I've got a large dataframe where each column have different start dates, as such I've used fillna to plug the holes in the dataframe with zeros instead of nan values. But when I'm trying to normalise the data both the mean and std dev function gives me nan values. I ran isna().values.any() to see if anything had been missed but it come back false. Tried changing it to be 0 ddof as well as I read someplaces that might help.

I also tried to add skipna=True to ensure it skips nan value if there are any, but once again no luck.

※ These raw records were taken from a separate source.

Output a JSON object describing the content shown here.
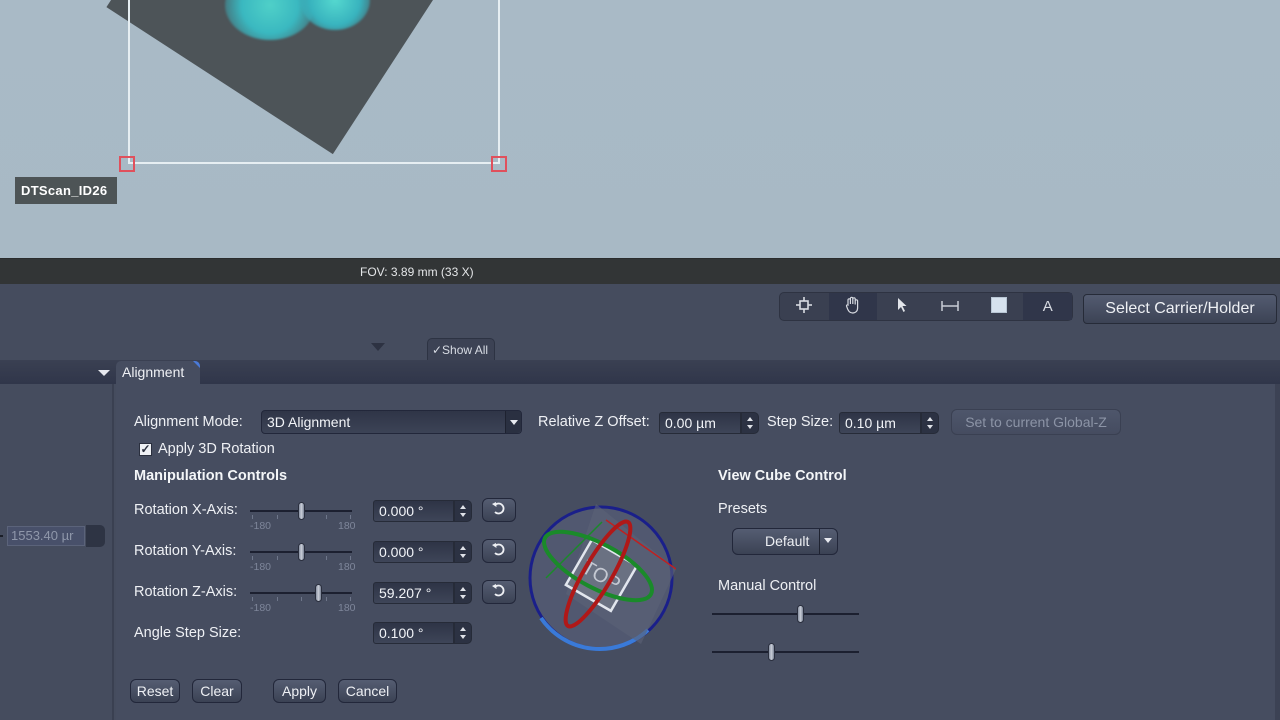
{
  "viewer": {
    "scan_label": "DTScan_ID26",
    "fov_text": "FOV: 3.89 mm (33 X)"
  },
  "toolbar": {
    "tools": [
      {
        "name": "move-stage-icon",
        "glyph": "⌖",
        "active": false
      },
      {
        "name": "pan-hand-icon",
        "glyph": "✋",
        "active": true
      },
      {
        "name": "pointer-icon",
        "glyph": "➤",
        "active": false
      },
      {
        "name": "measure-icon",
        "glyph": "⟷",
        "active": false
      },
      {
        "name": "rectangle-icon",
        "glyph": "■",
        "active": false
      },
      {
        "name": "text-icon",
        "glyph": "A",
        "active": true
      }
    ],
    "select_carrier_label": "Select Carrier/Holder",
    "show_all_label": "✓Show All"
  },
  "tabs": {
    "active": "Alignment"
  },
  "left_panel": {
    "field_value": "1553.40 µr"
  },
  "alignment": {
    "mode_label": "Alignment Mode:",
    "mode_value": "3D Alignment",
    "rel_z_label": "Relative Z Offset:",
    "rel_z_value": "0.00 µm",
    "step_label": "Step Size:",
    "step_value": "0.10 µm",
    "set_global_z_label": "Set to current Global-Z",
    "apply_rotation_label": "Apply 3D Rotation",
    "apply_rotation_checked": true,
    "manipulation_heading": "Manipulation Controls",
    "rotations": [
      {
        "label": "Rotation X-Axis:",
        "value": "0.000 °",
        "numeric": 0.0,
        "min_label": "-180",
        "max_label": "180",
        "min": -180,
        "max": 180
      },
      {
        "label": "Rotation Y-Axis:",
        "value": "0.000 °",
        "numeric": 0.0,
        "min_label": "-180",
        "max_label": "180",
        "min": -180,
        "max": 180
      },
      {
        "label": "Rotation Z-Axis:",
        "value": "59.207 °",
        "numeric": 59.207,
        "min_label": "-180",
        "max_label": "180",
        "min": -180,
        "max": 180
      }
    ],
    "angle_step_label": "Angle Step Size:",
    "angle_step_value": "0.100 °",
    "buttons": {
      "reset": "Reset",
      "clear": "Clear",
      "apply": "Apply",
      "cancel": "Cancel"
    }
  },
  "view_cube": {
    "heading": "View Cube Control",
    "face_label": "TOP",
    "presets_label": "Presets",
    "preset_value": "Default",
    "manual_label": "Manual Control",
    "manual_sliders": [
      0.6,
      0.4
    ]
  },
  "colors": {
    "ring": "#1a1f8a",
    "ring_highlight": "#3a7ad8",
    "x_axis": "#c02020",
    "y_axis": "#1a8a2a",
    "roi_handle": "#e0505c",
    "tab_corner": "#4a7ad8"
  }
}
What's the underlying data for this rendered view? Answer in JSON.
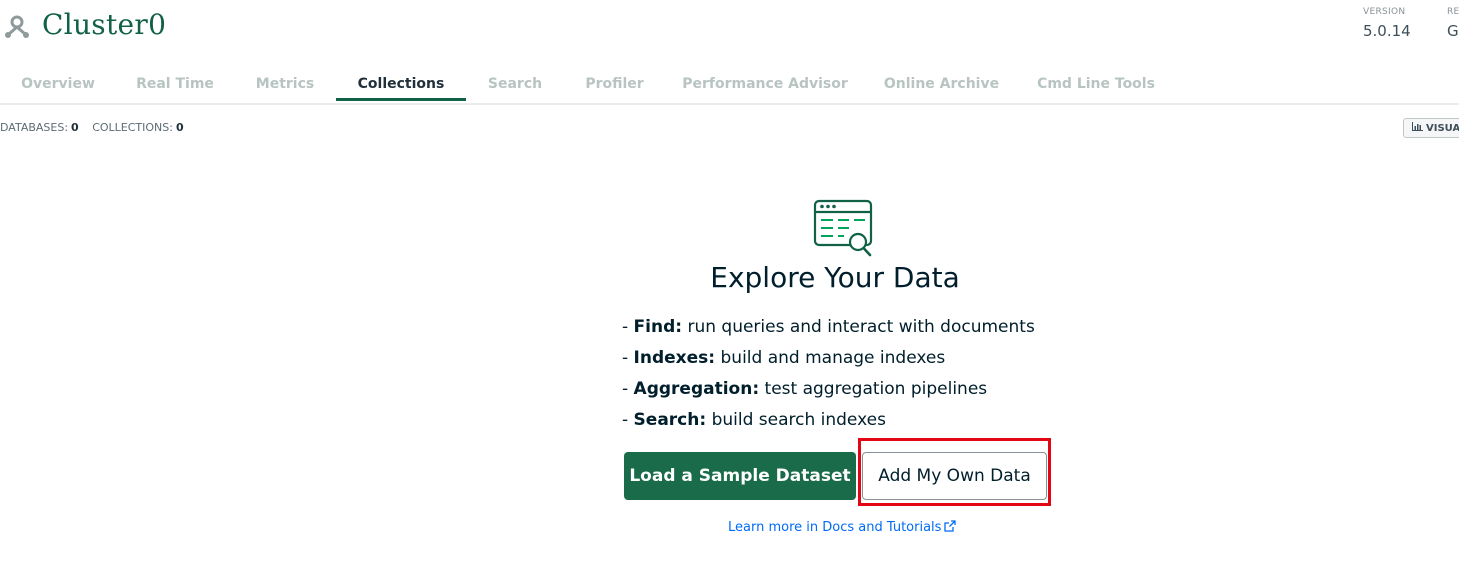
{
  "header": {
    "cluster_name": "Cluster0",
    "cluster_icon": "cluster-icon",
    "version_label": "VERSION",
    "version_value": "5.0.14",
    "region_label": "RE",
    "region_value": "G"
  },
  "tabs": [
    {
      "label": "Overview",
      "active": false
    },
    {
      "label": "Real Time",
      "active": false
    },
    {
      "label": "Metrics",
      "active": false
    },
    {
      "label": "Collections",
      "active": true
    },
    {
      "label": "Search",
      "active": false
    },
    {
      "label": "Profiler",
      "active": false
    },
    {
      "label": "Performance Advisor",
      "active": false
    },
    {
      "label": "Online Archive",
      "active": false
    },
    {
      "label": "Cmd Line Tools",
      "active": false
    }
  ],
  "counts": {
    "databases_label": "DATABASES:",
    "databases_value": "0",
    "collections_label": "COLLECTIONS:",
    "collections_value": "0"
  },
  "visualize_button": {
    "label": "VISUA",
    "icon": "bar-chart-icon"
  },
  "empty_state": {
    "icon": "browse-data-icon",
    "title": "Explore Your Data",
    "features": [
      {
        "term": "Find:",
        "text": "run queries and interact with documents"
      },
      {
        "term": "Indexes:",
        "text": "build and manage indexes"
      },
      {
        "term": "Aggregation:",
        "text": "test aggregation pipelines"
      },
      {
        "term": "Search:",
        "text": "build search indexes"
      }
    ],
    "load_sample_label": "Load a Sample Dataset",
    "add_own_label": "Add My Own Data",
    "docs_link_label": "Learn more in Docs and Tutorials",
    "docs_link_icon": "external-link-icon"
  },
  "colors": {
    "brand_green": "#116149",
    "primary_button": "#1a6b4a",
    "highlight": "#e30613",
    "link_blue": "#016bf8"
  }
}
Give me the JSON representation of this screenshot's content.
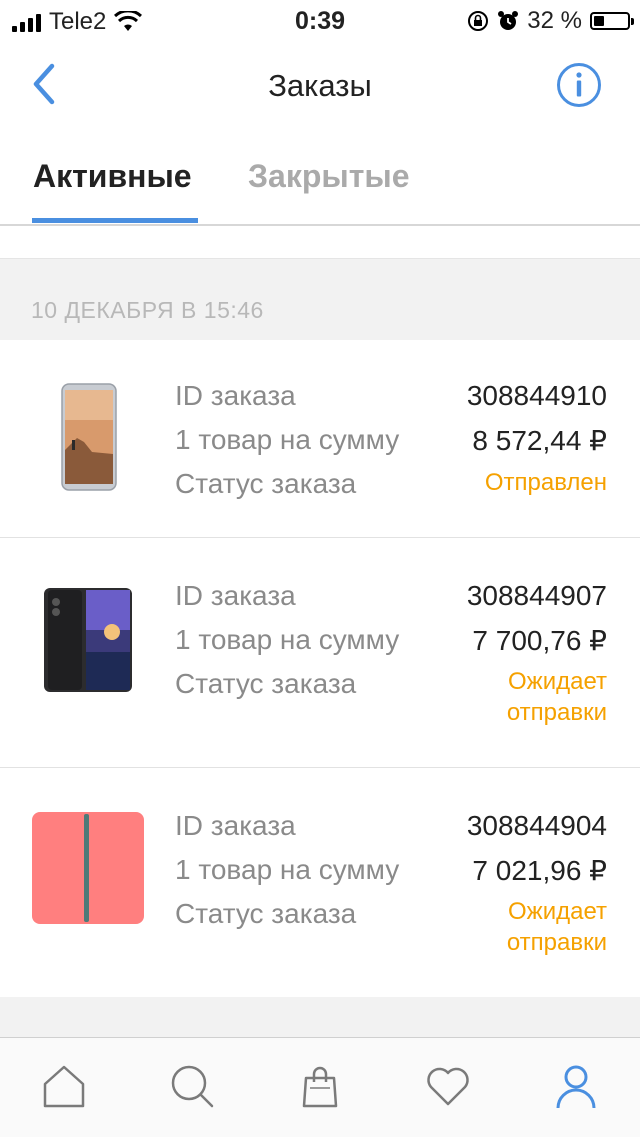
{
  "status_bar": {
    "carrier": "Tele2",
    "time": "0:39",
    "battery": "32 %",
    "battery_level": 0.32
  },
  "nav": {
    "title": "Заказы",
    "back_icon": "chevron-left-icon",
    "info_icon": "info-icon"
  },
  "tabs": [
    {
      "label": "Активные",
      "active": true
    },
    {
      "label": "Закрытые",
      "active": false
    }
  ],
  "section": {
    "date": "10 ДЕКАБРЯ В 15:46"
  },
  "orders": [
    {
      "id_label": "ID заказа",
      "id": "308844910",
      "sum_label": "1 товар на сумму",
      "sum": "8 572,44 ₽",
      "status_label": "Статус заказа",
      "status": "Отправлен"
    },
    {
      "id_label": "ID заказа",
      "id": "308844907",
      "sum_label": "1 товар на сумму",
      "sum": "7 700,76 ₽",
      "status_label": "Статус заказа",
      "status": "Ожидает отправки"
    },
    {
      "id_label": "ID заказа",
      "id": "308844904",
      "sum_label": "1 товар на сумму",
      "sum": "7 021,96 ₽",
      "status_label": "Статус заказа",
      "status": "Ожидает отправки"
    }
  ],
  "tab_bar": [
    {
      "icon": "home-icon",
      "active": false
    },
    {
      "icon": "search-icon",
      "active": false
    },
    {
      "icon": "shopping-bag-icon",
      "active": false
    },
    {
      "icon": "heart-icon",
      "active": false
    },
    {
      "icon": "profile-icon",
      "active": true
    }
  ],
  "colors": {
    "accent": "#4a8fe0",
    "status": "#f5a100",
    "inactive_tab": "#aaaaaa"
  }
}
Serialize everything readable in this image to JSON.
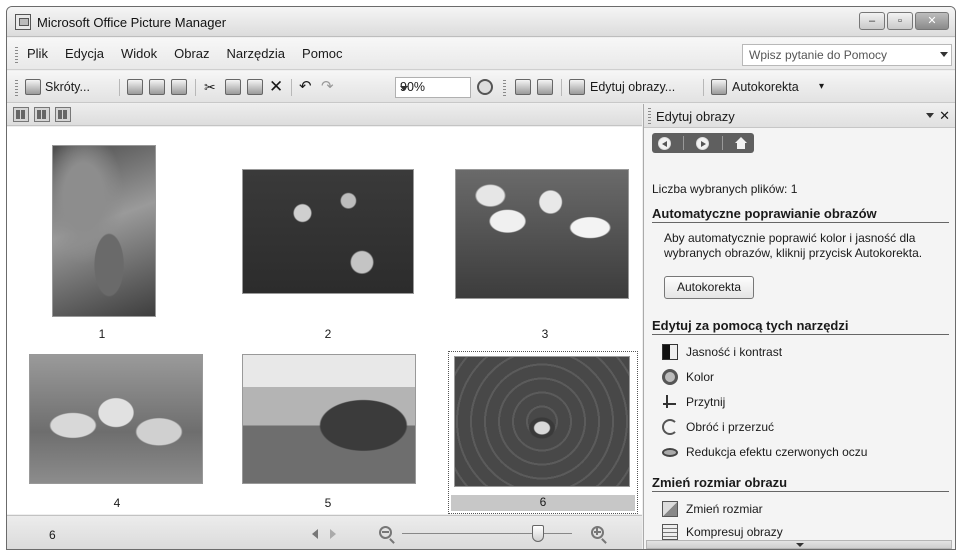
{
  "window": {
    "title": "Microsoft Office Picture Manager",
    "controls": {
      "minimize": "–",
      "maximize": "▫",
      "close": "✕"
    }
  },
  "menu": {
    "items": [
      "Plik",
      "Edycja",
      "Widok",
      "Obraz",
      "Narzędzia",
      "Pomoc"
    ],
    "help_placeholder": "Wpisz pytanie do Pomocy"
  },
  "toolbar": {
    "shortcuts_label": "Skróty...",
    "zoom_value": "90%",
    "edit_images_label": "Edytuj obrazy...",
    "autocorrect_label": "Autokorekta"
  },
  "thumbnails": [
    {
      "number": "1"
    },
    {
      "number": "2"
    },
    {
      "number": "3"
    },
    {
      "number": "4"
    },
    {
      "number": "5"
    },
    {
      "number": "6",
      "selected": true
    }
  ],
  "status": {
    "count": "6",
    "zoom_slider_level": 0.8
  },
  "pane": {
    "title": "Edytuj obrazy",
    "selected_files": "Liczba wybranych plików: 1",
    "auto_section": "Automatyczne poprawianie obrazów",
    "auto_description": "Aby automatycznie poprawić kolor i jasność dla wybranych obrazów, kliknij przycisk Autokorekta.",
    "auto_button": "Autokorekta",
    "tools_section": "Edytuj za pomocą tych narzędzi",
    "tools": [
      {
        "label": "Jasność i kontrast",
        "icon": "brightness-contrast-icon"
      },
      {
        "label": "Kolor",
        "icon": "color-icon"
      },
      {
        "label": "Przytnij",
        "icon": "crop-icon"
      },
      {
        "label": "Obróć i przerzuć",
        "icon": "rotate-flip-icon"
      },
      {
        "label": "Redukcja efektu czerwonych oczu",
        "icon": "red-eye-icon"
      }
    ],
    "resize_section": "Zmień rozmiar obrazu",
    "resize_tools": [
      {
        "label": "Zmień rozmiar",
        "icon": "resize-icon"
      },
      {
        "label": "Kompresuj obrazy",
        "icon": "compress-icon"
      }
    ]
  }
}
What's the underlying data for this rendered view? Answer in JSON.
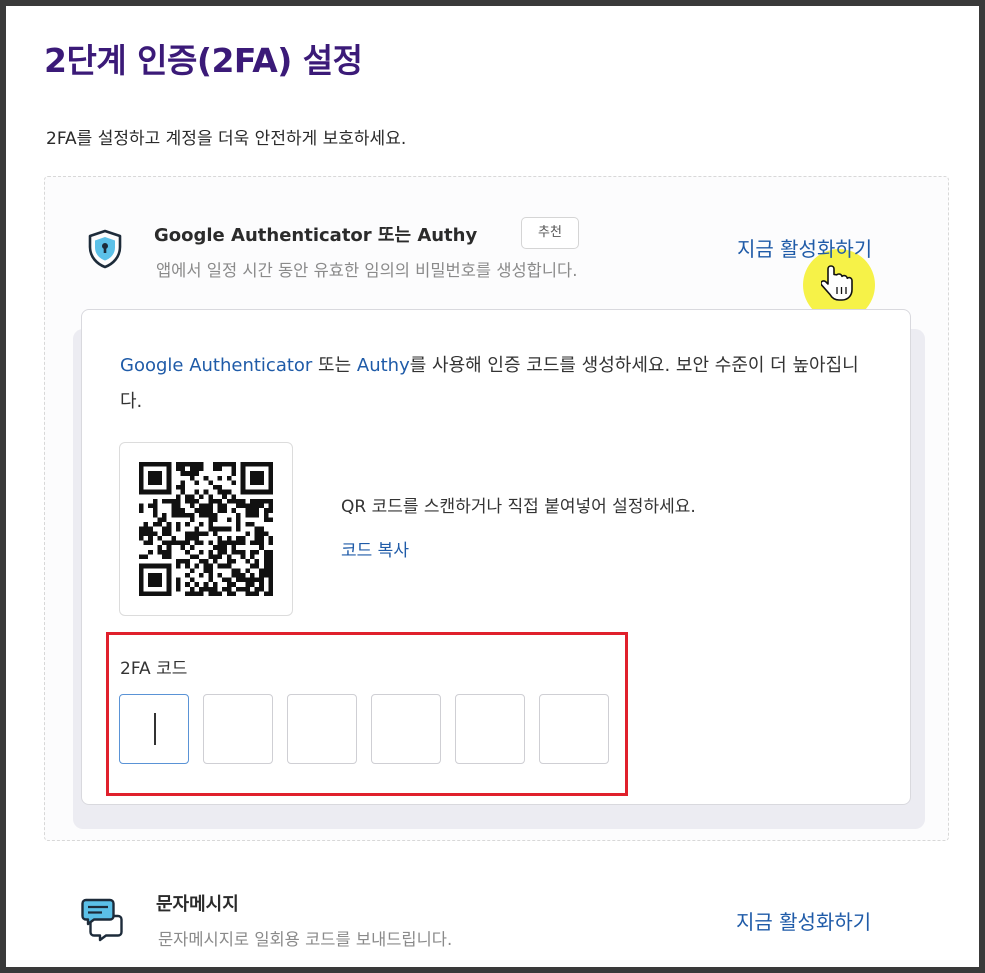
{
  "page": {
    "title": "2단계 인증(2FA) 설정",
    "subtitle": "2FA를 설정하고 계정을 더욱 안전하게 보호하세요."
  },
  "methods": [
    {
      "icon": "shield-icon",
      "title": "Google Authenticator 또는 Authy",
      "badge": "추천",
      "description": "앱에서 일정 시간 동안 유효한 임의의 비밀번호를 생성합니다.",
      "action": "지금 활성화하기"
    },
    {
      "icon": "chat-bubbles-icon",
      "title": "문자메시지",
      "description": "문자메시지로 일회용 코드를 보내드립니다.",
      "action": "지금 활성화하기"
    }
  ],
  "setup": {
    "desc_link1": "Google Authenticator",
    "desc_text1": " 또는 ",
    "desc_link2": "Authy",
    "desc_text2": "를 사용해 인증 코드를 생성하세요. 보안 수준이 더 높아집니다.",
    "scan_text": "QR 코드를 스캔하거나 직접 붙여넣어 설정하세요.",
    "copy_link": "코드 복사",
    "code_label": "2FA 코드",
    "code_digits": [
      "",
      "",
      "",
      "",
      "",
      ""
    ]
  },
  "colors": {
    "title": "#3b1a78",
    "link": "#1f5ba8",
    "highlight_border": "#e0202c",
    "cursor_highlight": "#f5f028"
  }
}
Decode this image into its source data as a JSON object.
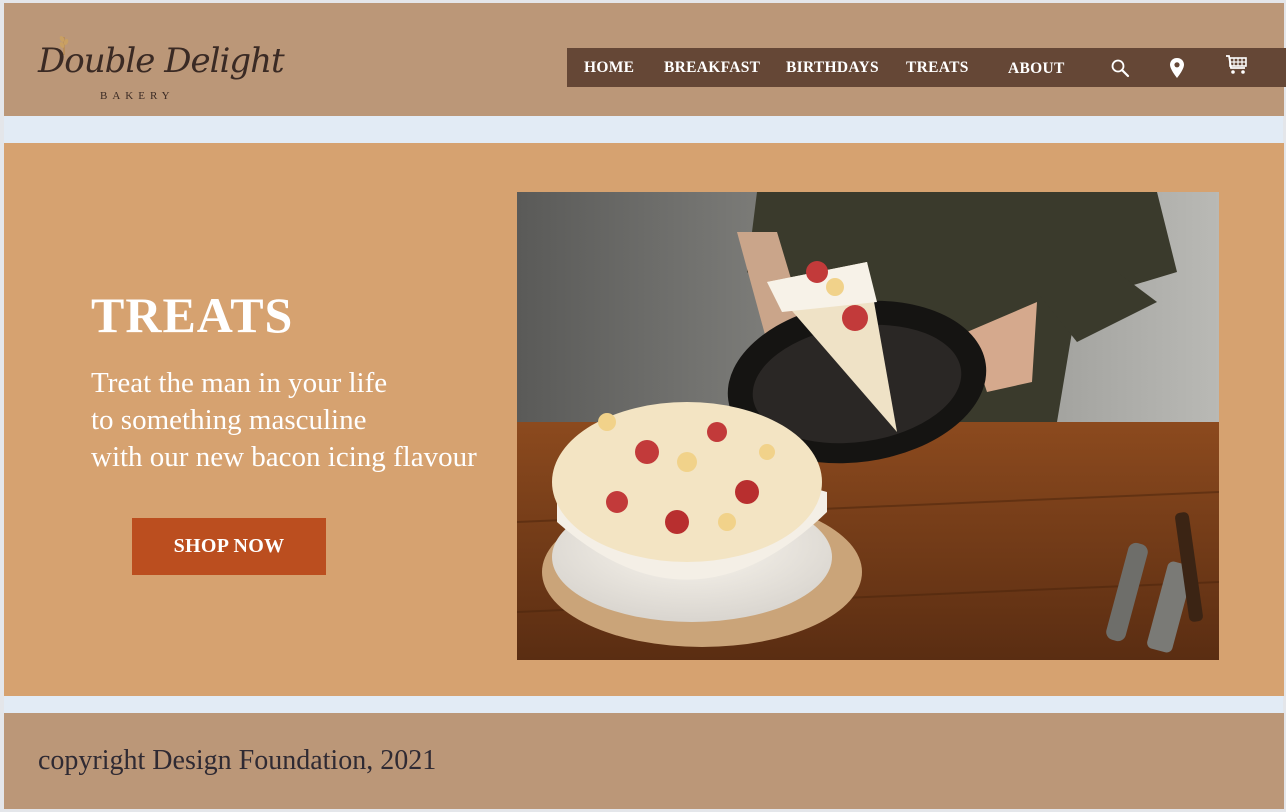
{
  "brand": {
    "name": "Double Delight",
    "tagline": "BAKERY"
  },
  "nav": {
    "items": [
      {
        "label": "HOME"
      },
      {
        "label": "BREAKFAST"
      },
      {
        "label": "BIRTHDAYS"
      },
      {
        "label": "TREATS"
      },
      {
        "label": "ABOUT"
      }
    ],
    "icons": [
      "search-icon",
      "location-pin-icon",
      "shopping-cart-icon"
    ]
  },
  "hero": {
    "title": "TREATS",
    "lines": [
      "Treat the man in your life",
      "to something masculine",
      "with our new bacon icing flavour"
    ],
    "cta_label": "SHOP NOW"
  },
  "footer": {
    "copyright": "copyright Design Foundation, 2021"
  },
  "colors": {
    "header_bg": "#bb9778",
    "nav_bg": "#654736",
    "hero_bg": "#d6a270",
    "cta_bg": "#bb4e1f",
    "page_bg": "#e2ebf5"
  }
}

Lastly, I've also check that it's all float values and no issues there. Any idea what it could be cause I can't figure it out....

data.astype(float)
print(data.isna().values.any())
#df2.stack().dropna().mean()
std = data.stack().std(skipna=True, ddof=0)
print(std)
mean = data.stack().mean(skipna=True)
print(mean)
data = (data-mean)/std
print(data)

In the screenshot below, the two first False are from isna() queries. The two nan values are from mean and std and the dataframe below is clearly cause it's tried to normalise against these values. enter image description here

ZedIsDead
  • 105
  • 9
  • 1
    `data.astype(float)` doesn't assign that change to anything. So if they're numeric-like strings you're going to get NaN for all means and devs. You may just need `data = data.astype(float)` – ALollz Mar 29 '20 at 17:40
  • Thanks for the help, obvious now. Running it now I get the below error, although the line before is: data = data.fillna(0, inplace=True) 'NoneType' object has no attribute 'astype' – ZedIsDead Mar 30 '20 at 16:10
  • Have a look at https://stackoverflow.com/questions/43893457/understanding-inplace-true. When you do an `inplace` operation the return is `None`, which you then assign to `df`. You can either do one or the other, `data = data.fillna(0)` or `data.fillna(0, inplace=True)`. Personally, I think `inplace` is going to be deprecated at some point in the future so I'd stick with just assigning back without specifying `inplace=True` – ALollz Mar 30 '20 at 16:17
  • Thanks ALollz. Done that now and am sort of back to original problem, the astype(float) is working but still getting nan for the mean and std dev. did a print of the dataframe just before and there are no nan values or anything. What else could cause this? – ZedIsDead Mar 30 '20 at 16:37

1 Answers1

0

You should try to use lambda function and inside lambda try using np.mean(x) or np.std(x). I have faced this problem when I used pandas std property, pandas std returns 'nan' value if there is only a single float value in groupby object against an index. for example:

val = transactions['item_price'].groupby(transactions['item_id']).apply(lambda y: np.std(y))
val_counts = val[val ==0 ].value_counts()
val_counts
0.0    5926
Name: item_price, dtype: int64

The output shows the correct number 5926 of items with std = 0, conversely using pandas std() method:

val1 = transactions['item_price'].groupby(transactions['item_id']).std()
val1_counts = val1[val1 == 0].value_counts()
val1_counts
0.0    3555
Name: item_price, dtype: int64

which gives count 3555 which is wrong in my case. hope this helps someone.